Gli hacker tendono a portare all'estremo e sostengono che la differenza
tra un sottostrato di atomi di CHON e acqua e un sottostrato di
sillicone e metallo è relativamente priva di importanza; che
significa che ciò che rende una cosa "viva" sono le informazioni
e la ricchezza dello schema. L'animismo d'altra parte implica che
umani, computer, delfini e rocce siano tutte macchine che esibiscono un
continuo di modalità di coscienza in base alla loro
capacità di processare informazioni.
Poiché gli hacker accettano che una macchina umana possa avere
intenzioni, è facile per loro attribuire la coscienza e
l'intenzione ad altri sistemi complessi schematizzati quali sono i
computer. Se la coscienza è meccanica dire "Il programma vuole
andare in un ciclo infinito" non è né più
né meno assurdo di dire: "Ho voglia di andare a mangiare un po'
di cioccolata", né meno giustificato di "La pietra, una volta
lasciata, vuole muoversi verso il centro della terra".

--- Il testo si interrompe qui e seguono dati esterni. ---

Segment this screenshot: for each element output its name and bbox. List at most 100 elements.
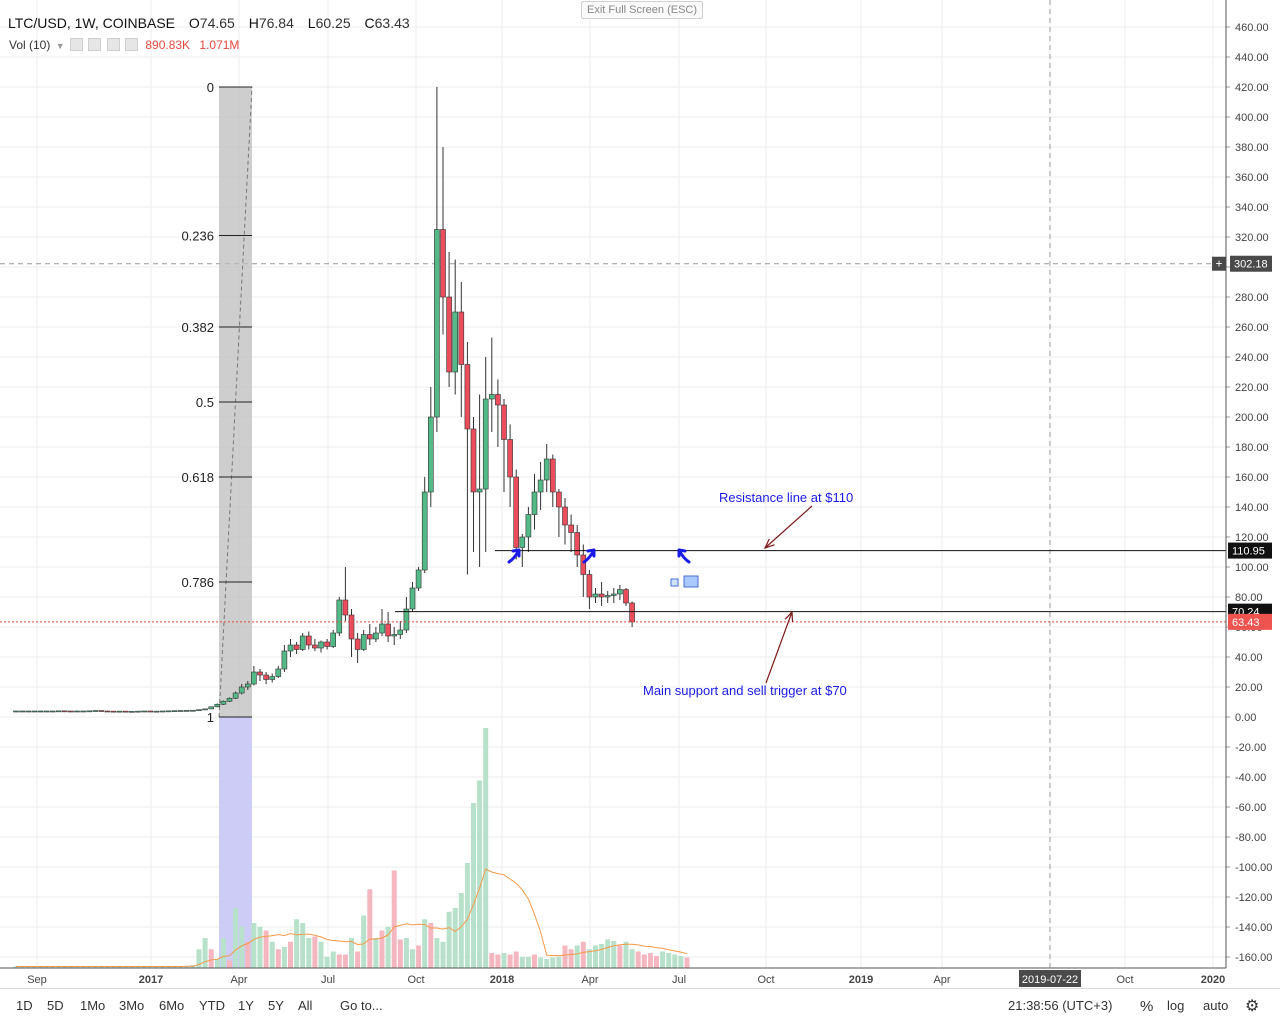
percent-scale-button[interactable]: %: [1140, 998, 1154, 1015]
high-value: 76.84: [258, 15, 294, 31]
y-tick-label: 280.00: [1235, 292, 1269, 304]
candle-body: [519, 536, 526, 548]
exit-full-screen-button[interactable]: Exit Full Screen (ESC): [581, 1, 704, 19]
fib-level-label: 0.786: [181, 575, 214, 590]
volume-bar: [672, 954, 678, 968]
volume-bar: [129, 966, 135, 968]
x-tick-label: Apr: [581, 974, 598, 986]
candle-body: [531, 491, 538, 515]
y-tick-label: 240.00: [1235, 352, 1269, 364]
volume-bar: [647, 953, 653, 968]
candle-body: [342, 599, 349, 616]
volume-bar: [330, 951, 336, 968]
candle-body: [312, 644, 318, 649]
x-tick-label: Jul: [321, 974, 335, 986]
price-axis[interactable]: 460.00 440.00 420.00 400.00 380.00 360.00 340.…: [1212, 0, 1272, 968]
annotations[interactable]: Resistance line at $110 Main support and …: [507, 490, 853, 698]
chevron-down-icon[interactable]: ▼: [55, 41, 65, 51]
range-1d-button[interactable]: 1D: [16, 998, 33, 1013]
volume-bar: [44, 966, 49, 968]
candle-body: [488, 394, 495, 400]
horizontal-lines[interactable]: [0, 550, 1226, 623]
range-1mo-button[interactable]: 1Mo: [80, 998, 106, 1013]
volume-value-2: 1.071M: [199, 38, 240, 52]
y-tick-label: -80.00: [1235, 832, 1266, 844]
candle-body: [208, 706, 214, 710]
x-tick-label: Sep: [27, 974, 47, 986]
x-tick-label: Jul: [672, 974, 686, 986]
range-6mo-button[interactable]: 6Mo: [159, 998, 185, 1013]
candle-body: [293, 644, 300, 650]
fib-level-label: 0.5: [196, 395, 214, 410]
y-tick-label: -100.00: [1235, 862, 1272, 874]
volume-bar: [111, 966, 117, 968]
volume-bar: [342, 954, 348, 968]
volume-bar: [306, 938, 312, 968]
auto-scale-button[interactable]: auto: [1203, 998, 1229, 1013]
range-5d-button[interactable]: 5D: [47, 998, 64, 1013]
close-label: C: [364, 15, 375, 31]
y-tick-label: 140.00: [1235, 502, 1269, 514]
candle-body: [421, 491, 428, 571]
gear-icon[interactable]: [88, 38, 102, 51]
volume-bar: [361, 915, 367, 968]
range-5y-button[interactable]: 5Y: [268, 998, 284, 1013]
volume-bar: [214, 959, 220, 968]
x-tick-label: Apr: [933, 974, 950, 986]
x-tick-label: 2020: [1201, 974, 1225, 986]
candle-body: [214, 703, 221, 708]
gear-icon[interactable]: ⚙: [1245, 998, 1260, 1015]
volume-bar: [544, 959, 550, 968]
log-scale-button[interactable]: log: [1167, 998, 1185, 1013]
candle-body: [61, 710, 68, 713]
price-label: 110.95: [1232, 546, 1265, 558]
candle-body: [129, 710, 135, 713]
time-axis[interactable]: Sep 2017 Apr Jul Oct 2018 Apr Jul Oct 2019 Apr 2019…: [0, 967, 1226, 987]
x-tick-label: Apr: [230, 974, 247, 986]
volume-bar: [458, 893, 464, 968]
volume-bar: [562, 945, 568, 968]
candle-body: [190, 709, 196, 712]
price-chart[interactable]: 0 0.236 0.382 0.5 0.618 0.786 1 Resistance lin…: [0, 0, 1280, 988]
volume-bar: [74, 966, 80, 968]
candle-body: [86, 710, 92, 713]
support-arrow: [765, 611, 793, 684]
candle-body: [397, 629, 404, 635]
fibonacci-retracement[interactable]: 0 0.236 0.382 0.5 0.618 0.786 1: [181, 80, 253, 968]
volume-bar: [336, 954, 342, 968]
candle-body: [165, 710, 172, 713]
volume-bar: [678, 956, 684, 968]
candle-body: [238, 686, 245, 694]
y-tick-label: 40.00: [1235, 652, 1263, 664]
volume-bar: [586, 949, 592, 968]
plus-icon: +: [1215, 257, 1222, 271]
range-3mo-button[interactable]: 3Mo: [119, 998, 145, 1013]
volume-bars: [13, 728, 690, 968]
volume-bar: [464, 863, 470, 968]
range-ytd-button[interactable]: YTD: [199, 998, 225, 1013]
y-tick-label: 180.00: [1235, 442, 1269, 454]
candle-body: [470, 428, 477, 493]
candle-body: [379, 623, 385, 634]
range-all-button[interactable]: All: [298, 998, 313, 1013]
volume-bar: [660, 951, 666, 968]
close-icon[interactable]: [125, 38, 138, 51]
y-tick-label: 220.00: [1235, 382, 1269, 394]
volume-bar: [56, 966, 62, 968]
symbol-title: LTC/USD, 1W, COINBASE: [8, 15, 175, 31]
go-to-button[interactable]: Go to...: [340, 998, 383, 1013]
plus-icon[interactable]: [106, 38, 120, 51]
volume-bar: [574, 945, 580, 968]
candle-body: [476, 488, 483, 493]
candle-body: [336, 599, 343, 634]
candle-body: [184, 710, 190, 712]
volume-bar: [483, 728, 489, 968]
candle-body: [537, 479, 544, 493]
range-1y-button[interactable]: 1Y: [238, 998, 254, 1013]
volume-bar: [684, 957, 690, 968]
eye-icon[interactable]: [69, 38, 83, 51]
volume-bar: [13, 966, 19, 968]
x-tick-label: 2017: [139, 974, 163, 986]
support-annotation: Main support and sell trigger at $70: [643, 683, 847, 698]
candle-body: [116, 710, 123, 713]
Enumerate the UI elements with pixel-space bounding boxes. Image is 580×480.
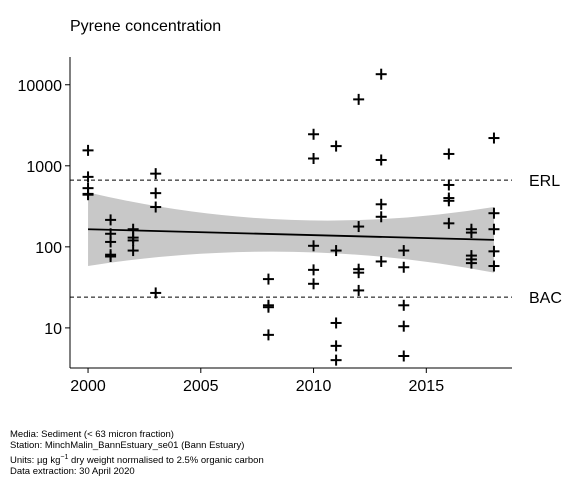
data-point bbox=[488, 245, 500, 257]
reference-label-bac: BAC bbox=[529, 290, 562, 307]
data-point bbox=[375, 198, 387, 210]
data-point bbox=[353, 93, 365, 105]
data-point bbox=[308, 240, 320, 252]
confidence-band-layer bbox=[88, 192, 494, 273]
footer-units-prefix: Units: bbox=[10, 454, 37, 466]
data-point bbox=[398, 299, 410, 311]
data-point bbox=[127, 245, 139, 257]
data-point bbox=[398, 320, 410, 332]
data-point bbox=[105, 214, 117, 226]
data-point bbox=[375, 211, 387, 223]
y-tick-label: 1000 bbox=[26, 159, 62, 176]
data-point bbox=[465, 257, 477, 269]
data-point bbox=[82, 171, 94, 183]
footer-media: Media: Sediment (< 63 micron fraction) bbox=[10, 429, 174, 440]
footer-station: Station: MinchMalin_BannEstuary_se01 (Ba… bbox=[10, 440, 245, 452]
data-point bbox=[262, 301, 274, 313]
data-point bbox=[353, 221, 365, 233]
y-tick-label: 10 bbox=[44, 321, 62, 338]
data-point bbox=[308, 264, 320, 276]
data-point bbox=[488, 207, 500, 219]
data-point bbox=[150, 201, 162, 213]
footer-units-suffix: dry weight normalised to 2.5% organic ca… bbox=[68, 454, 264, 466]
data-point bbox=[150, 187, 162, 199]
data-point bbox=[398, 261, 410, 273]
data-point bbox=[330, 245, 342, 257]
reference-label-erl: ERL bbox=[529, 173, 560, 190]
data-point bbox=[353, 267, 365, 279]
data-point bbox=[443, 179, 455, 191]
trend-layer bbox=[88, 228, 494, 241]
x-tick-label: 2010 bbox=[296, 378, 332, 395]
data-point bbox=[330, 140, 342, 152]
confidence-band bbox=[88, 192, 494, 273]
data-point bbox=[330, 340, 342, 352]
data-point bbox=[105, 251, 117, 263]
data-point bbox=[375, 255, 387, 267]
data-point bbox=[127, 234, 139, 246]
y-tick-label: 100 bbox=[35, 240, 62, 257]
reference-lines-layer: ERL BAC bbox=[70, 173, 562, 307]
data-point bbox=[330, 354, 342, 366]
data-point bbox=[443, 195, 455, 207]
data-point bbox=[488, 260, 500, 272]
data-point bbox=[330, 317, 342, 329]
trend-line bbox=[88, 228, 494, 241]
data-point bbox=[308, 278, 320, 290]
data-point bbox=[262, 273, 274, 285]
data-point bbox=[82, 144, 94, 156]
x-tick-label: 2000 bbox=[70, 378, 106, 395]
data-point bbox=[443, 217, 455, 229]
data-point bbox=[308, 153, 320, 165]
footer-units-exponent: −1 bbox=[60, 453, 69, 461]
data-points-layer bbox=[82, 68, 500, 366]
data-point bbox=[488, 132, 500, 144]
data-point bbox=[308, 128, 320, 140]
chart-title: Pyrene concentration bbox=[70, 18, 222, 35]
data-point bbox=[353, 284, 365, 296]
data-point bbox=[398, 350, 410, 362]
footer-units-unit: µg kg bbox=[36, 454, 61, 466]
data-point bbox=[465, 227, 477, 239]
data-point bbox=[82, 189, 94, 201]
x-tick-label: 2005 bbox=[183, 378, 219, 395]
x-tick-label: 2015 bbox=[409, 378, 445, 395]
data-point bbox=[488, 223, 500, 235]
data-point bbox=[443, 148, 455, 160]
data-point bbox=[375, 154, 387, 166]
footer-units: Units: µg kg−1 dry weight normalised to … bbox=[10, 452, 264, 467]
y-tick-label: 10000 bbox=[18, 78, 63, 95]
axes-layer: 10 100 1000 10000 2000 2005 2010 2015 bbox=[18, 57, 512, 395]
footer-extraction: Data extraction: 30 April 2020 bbox=[10, 466, 135, 478]
data-point bbox=[105, 236, 117, 248]
data-point bbox=[375, 68, 387, 80]
data-point bbox=[150, 287, 162, 299]
data-point bbox=[398, 245, 410, 257]
data-point bbox=[150, 168, 162, 180]
data-point bbox=[262, 329, 274, 341]
chart-footer: Media: Sediment (< 63 micron fraction) S… bbox=[10, 429, 264, 478]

Questo punto di vista ha una rispettabile compagnia nella filosofia
accademica. Daniel Dennett organizza spiegazioni del comportamento
usando tre argomenti: l'"argomento fisico" (cosa-da-spiegare come un
oggetto fisico), l'"argomento progettuale" (cosa-da-spiegare come un
artefatto), e l'"argomento intenzionale" (cosa-da-spiegare come un
agente con desideri e intenzioni). Quali siano gli argomenti
appropriati non è questione di una verità astratta ma
dell'utilità. Gli hacker tipicamente vedono semplici programmi
dal punto di vista dell'"argomento progettuale", ma quelli più
complessi sono spesso modellati usando l'"argomento intenzionale".
E' stato anche argomentato che l'antropomorfizzazione di software e
hardware riflette una sfocatura del margine che divide il programmatore
e il suo artefatto - le qualità umane appartengono al
programmatore e il codice esprime completamente queste qualità
come suo delegato. Da questo punto di vista, un hacker che dice che un
pezzo di codice "è confuso" sta effettivamente dicendo che lui
(o lei) stesso/a è confuso/a riguardo a cosa voleva esattamente
far fare al computer, il codice ha incorporato naturalmente questa
confusione, e il codice esprime la confusione del programmatore quando
viene eseguito crashando o comportandosi in maniera errata.
Notare che dicendo "è confuso" al posto di "sono confuso", il
programmatore non evita la responsabilità, ma prende piuttosto
una certa distanza analitica al fine di valutare il codice per trovare
gli errori.
E' stato anche suggerito che l'antropomorfizzare sistemi complessi
è in realtà un espressione di umiltà, un modo di
riconoscere che semplici regole che noi capiamo (o che abbiamo
inventato) possono portare a complessità comportamentali
emergenti che non capiamo completamente.
Tutte queste spiegazioni modellano accuratamente la psicologia hacker,
e dovrebbero essere considerate più come complementarie che come
contrastanti.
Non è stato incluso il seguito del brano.